Raghu Angadi commented on HADOOP-2910:
--------------------------------------

- Why do we want exponential backoff? Short timeout in the proposal was intentional. For e.g.,
if the server is too busy for 2 minutes, it would better if client connects in 2min 15sec
rather than 4 minutes. I don't think we really need to throttle SYN packets.

- Do we want the overall timeout to be just 10 min? Note that original patch (callQueue3.patch)
removed the timeout for connect() (may be with the intention of waiting for as long as necessary).

> Throttle IPC Client/Server during bursts of requests or server slowdown
> -----------------------------------------------------------------------
>
>                 Key: HADOOP-2910
>                 URL: https://issues.apache.org/jira/browse/HADOOP-2910
>             Project: Hadoop Core
>          Issue Type: Improvement
>          Components: ipc
>    Affects Versions: 0.16.0
>            Reporter: Hairong Kuang
>            Assignee: Hairong Kuang
>             Fix For: 0.18.0
>
>         Attachments: callQueue.patch, callQueue1.patch, callQueue2.patch, callQueue3.patch,
TestBacklog.java, TestBacklog.java, TestBacklogWithPool.java, throttleClient.patch
>
>
> I propose the following to avoid an IPC server being swarmed by too many requests and
connections
> 1. Limit call queue length or limit the amount of memory used in the call queue.
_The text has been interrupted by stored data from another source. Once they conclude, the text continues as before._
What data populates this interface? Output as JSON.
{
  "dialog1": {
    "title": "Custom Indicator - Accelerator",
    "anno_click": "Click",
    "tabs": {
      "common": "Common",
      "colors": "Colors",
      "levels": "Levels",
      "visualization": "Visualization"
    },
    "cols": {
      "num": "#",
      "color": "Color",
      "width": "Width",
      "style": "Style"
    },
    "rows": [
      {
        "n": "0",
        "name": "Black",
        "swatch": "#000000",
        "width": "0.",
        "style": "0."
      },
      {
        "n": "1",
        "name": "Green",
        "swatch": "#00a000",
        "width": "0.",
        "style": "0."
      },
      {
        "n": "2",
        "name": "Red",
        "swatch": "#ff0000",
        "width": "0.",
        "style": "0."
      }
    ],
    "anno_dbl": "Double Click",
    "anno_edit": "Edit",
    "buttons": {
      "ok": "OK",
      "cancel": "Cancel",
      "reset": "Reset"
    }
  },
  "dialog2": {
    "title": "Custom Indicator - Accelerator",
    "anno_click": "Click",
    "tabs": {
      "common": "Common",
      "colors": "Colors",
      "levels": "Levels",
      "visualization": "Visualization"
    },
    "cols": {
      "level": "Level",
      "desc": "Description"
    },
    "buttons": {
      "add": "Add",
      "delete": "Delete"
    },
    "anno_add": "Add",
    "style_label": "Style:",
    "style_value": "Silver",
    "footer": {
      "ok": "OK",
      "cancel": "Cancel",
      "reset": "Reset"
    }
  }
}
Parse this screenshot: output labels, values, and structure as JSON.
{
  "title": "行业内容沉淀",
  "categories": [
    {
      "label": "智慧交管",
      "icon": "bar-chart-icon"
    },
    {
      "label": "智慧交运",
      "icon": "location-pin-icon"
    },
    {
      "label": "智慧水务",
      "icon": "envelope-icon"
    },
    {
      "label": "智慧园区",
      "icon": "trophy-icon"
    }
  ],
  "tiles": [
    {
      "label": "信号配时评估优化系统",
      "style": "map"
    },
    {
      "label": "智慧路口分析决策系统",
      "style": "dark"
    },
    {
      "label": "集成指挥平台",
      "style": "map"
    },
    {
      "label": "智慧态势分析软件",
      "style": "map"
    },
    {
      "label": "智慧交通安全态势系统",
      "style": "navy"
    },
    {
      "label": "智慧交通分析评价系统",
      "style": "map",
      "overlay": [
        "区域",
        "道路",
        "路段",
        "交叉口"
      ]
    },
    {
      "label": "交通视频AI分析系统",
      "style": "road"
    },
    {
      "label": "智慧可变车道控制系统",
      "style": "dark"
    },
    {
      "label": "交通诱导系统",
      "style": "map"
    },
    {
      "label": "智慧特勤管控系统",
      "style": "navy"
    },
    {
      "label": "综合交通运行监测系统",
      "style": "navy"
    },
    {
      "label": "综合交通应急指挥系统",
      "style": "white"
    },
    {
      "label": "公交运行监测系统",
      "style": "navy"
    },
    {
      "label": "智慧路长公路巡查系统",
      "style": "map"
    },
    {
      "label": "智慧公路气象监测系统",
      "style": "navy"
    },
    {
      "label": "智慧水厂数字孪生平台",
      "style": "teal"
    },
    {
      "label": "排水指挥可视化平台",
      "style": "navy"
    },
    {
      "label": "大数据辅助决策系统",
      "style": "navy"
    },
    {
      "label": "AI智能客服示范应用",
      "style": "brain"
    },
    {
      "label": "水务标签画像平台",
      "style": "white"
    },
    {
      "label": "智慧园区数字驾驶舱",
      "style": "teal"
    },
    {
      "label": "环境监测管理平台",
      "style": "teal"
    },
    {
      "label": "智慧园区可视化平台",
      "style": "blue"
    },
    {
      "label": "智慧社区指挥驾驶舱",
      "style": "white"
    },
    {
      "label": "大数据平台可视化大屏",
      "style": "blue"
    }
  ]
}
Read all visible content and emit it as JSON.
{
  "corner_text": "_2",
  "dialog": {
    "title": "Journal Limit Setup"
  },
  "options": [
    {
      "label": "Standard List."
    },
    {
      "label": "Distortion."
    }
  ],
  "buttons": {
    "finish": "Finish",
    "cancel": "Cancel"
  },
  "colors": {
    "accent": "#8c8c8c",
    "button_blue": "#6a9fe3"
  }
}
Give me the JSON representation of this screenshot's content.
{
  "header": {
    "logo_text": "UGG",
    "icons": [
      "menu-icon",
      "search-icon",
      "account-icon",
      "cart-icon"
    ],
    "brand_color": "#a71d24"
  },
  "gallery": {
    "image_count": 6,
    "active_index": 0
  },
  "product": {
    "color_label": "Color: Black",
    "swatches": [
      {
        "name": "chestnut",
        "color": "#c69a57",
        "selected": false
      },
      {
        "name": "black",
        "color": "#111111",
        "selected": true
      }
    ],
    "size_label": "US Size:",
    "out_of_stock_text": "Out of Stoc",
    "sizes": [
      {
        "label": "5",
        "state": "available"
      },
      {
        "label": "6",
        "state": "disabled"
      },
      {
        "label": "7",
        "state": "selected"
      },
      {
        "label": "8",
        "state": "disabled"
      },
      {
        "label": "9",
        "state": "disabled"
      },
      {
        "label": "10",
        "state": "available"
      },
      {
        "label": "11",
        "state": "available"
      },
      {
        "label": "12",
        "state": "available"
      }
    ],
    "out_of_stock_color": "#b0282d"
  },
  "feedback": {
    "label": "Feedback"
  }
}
This
can be done by including the size of a request in the header and storing unmarshaled requests
in the call queue. 
> 2. If the call queue is full or queue buffer is full, stop reading requests from sockets.
So requests stay at the server's system buffer or at the client side and thus eventually throttle
the client. 
> 3. Limit the total number of connections. Do not accept new connections if the connection
limit is exceeded. (Note: this solution is unfair to new connections.) 
> 4. If receive out of memory exception, close the current connection.